As the Psalmist departs the “depths,” he leaves a stronger, wiser and more mature follower of God. In verses 7 through 8 he illustrates this saying, “For with the LORD there is mercy, And with Him is abundant redemption. 8 And He shall redeem Israel from all his iniquities.”
In verses 7 through 8 the Psalmist establishes some very important characteristics of God.
First, his experience has taught him that “with the LORD there is mercy, And with Him is abundant redemption.” For those of us who have fallen short, and we have come to believe that we have burned our bridge to God, the Psalmist refutes such thinking. In a fuller sense, the Psalmist is saying, I have been in the dark place, like the bee, aimlessly, I attempted to overcome my problems through my own devices. I did not look to God, but self. Even though God should have cast me aside, He didn’t, for “with the LORD there is mercy, And with Him is abundant redemption.”
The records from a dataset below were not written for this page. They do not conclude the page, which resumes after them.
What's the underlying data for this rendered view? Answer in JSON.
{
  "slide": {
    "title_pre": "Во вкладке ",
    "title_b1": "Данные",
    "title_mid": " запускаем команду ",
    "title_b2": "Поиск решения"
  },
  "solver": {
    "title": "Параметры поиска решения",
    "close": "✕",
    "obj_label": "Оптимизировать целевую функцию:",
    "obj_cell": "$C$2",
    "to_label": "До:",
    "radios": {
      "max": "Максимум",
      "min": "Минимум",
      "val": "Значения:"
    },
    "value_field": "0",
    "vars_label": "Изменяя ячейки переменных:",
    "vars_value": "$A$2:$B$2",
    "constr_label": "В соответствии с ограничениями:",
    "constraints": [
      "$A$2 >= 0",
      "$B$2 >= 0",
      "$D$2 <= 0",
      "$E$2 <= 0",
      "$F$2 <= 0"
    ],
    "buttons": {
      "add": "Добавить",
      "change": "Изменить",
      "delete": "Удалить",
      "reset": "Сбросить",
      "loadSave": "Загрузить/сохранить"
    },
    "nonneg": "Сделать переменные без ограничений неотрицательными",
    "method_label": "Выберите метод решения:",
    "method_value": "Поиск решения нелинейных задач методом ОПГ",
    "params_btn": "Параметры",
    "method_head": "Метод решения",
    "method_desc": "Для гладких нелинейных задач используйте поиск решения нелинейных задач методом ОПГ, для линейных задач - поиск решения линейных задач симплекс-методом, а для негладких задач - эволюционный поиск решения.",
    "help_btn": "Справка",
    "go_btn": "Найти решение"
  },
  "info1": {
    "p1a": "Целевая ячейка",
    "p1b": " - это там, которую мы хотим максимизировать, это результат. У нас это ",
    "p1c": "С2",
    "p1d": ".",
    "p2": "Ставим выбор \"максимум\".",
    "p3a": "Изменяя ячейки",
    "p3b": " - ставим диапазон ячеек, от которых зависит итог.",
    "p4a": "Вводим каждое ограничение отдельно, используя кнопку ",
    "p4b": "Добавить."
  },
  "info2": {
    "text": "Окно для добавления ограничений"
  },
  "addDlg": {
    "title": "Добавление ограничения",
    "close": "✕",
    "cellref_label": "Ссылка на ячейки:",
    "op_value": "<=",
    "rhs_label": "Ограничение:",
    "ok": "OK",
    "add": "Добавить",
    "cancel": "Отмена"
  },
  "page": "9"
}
Rather than seeing God as the cause of his problems, he was honest with himself and realized he was the cause of his own problems. God didn’t create the problem, but He did provide a means of overcoming and resolving it. And as the Psalmist turned to the Lord, what did he see and learn? God is a God of “mercy.” God is a God of “redemption.” And the Lord’s “redemption” is not in short supply, but “abundant.” In other words, for those who truly have embraced Christ as Lord and Savior, and have truly acknowledged their waywardness, and are now seeking help to overcome, and find forgiveness, the Lord’s “mercy” and “redemption” are limitless.
In closing. The Psalmist helps us understand that there is no place that is too dark, or too distant for the Lord to reach out and rescue us from. Likewise, there is no sin or short-coming so great that we cannot find mercy and redemption from. This indeed is great news. The blessing of blessings!
The Lord has created us with a free will for the purpose of choosing God, or choosing our own way. He has afforded us the privilege of choosing Him, or choosing self. He is not forcing us to choose or love Him, but why would we reject the love of such a gracious and merciful redeemer?
To bee or not to bee? That is the question! Like the bee, we have the option to continue our hopeless attempts to free ourselves from that which binds us, or turn to the One and only true means of escape and deliverance–the Lord Jesus Christ!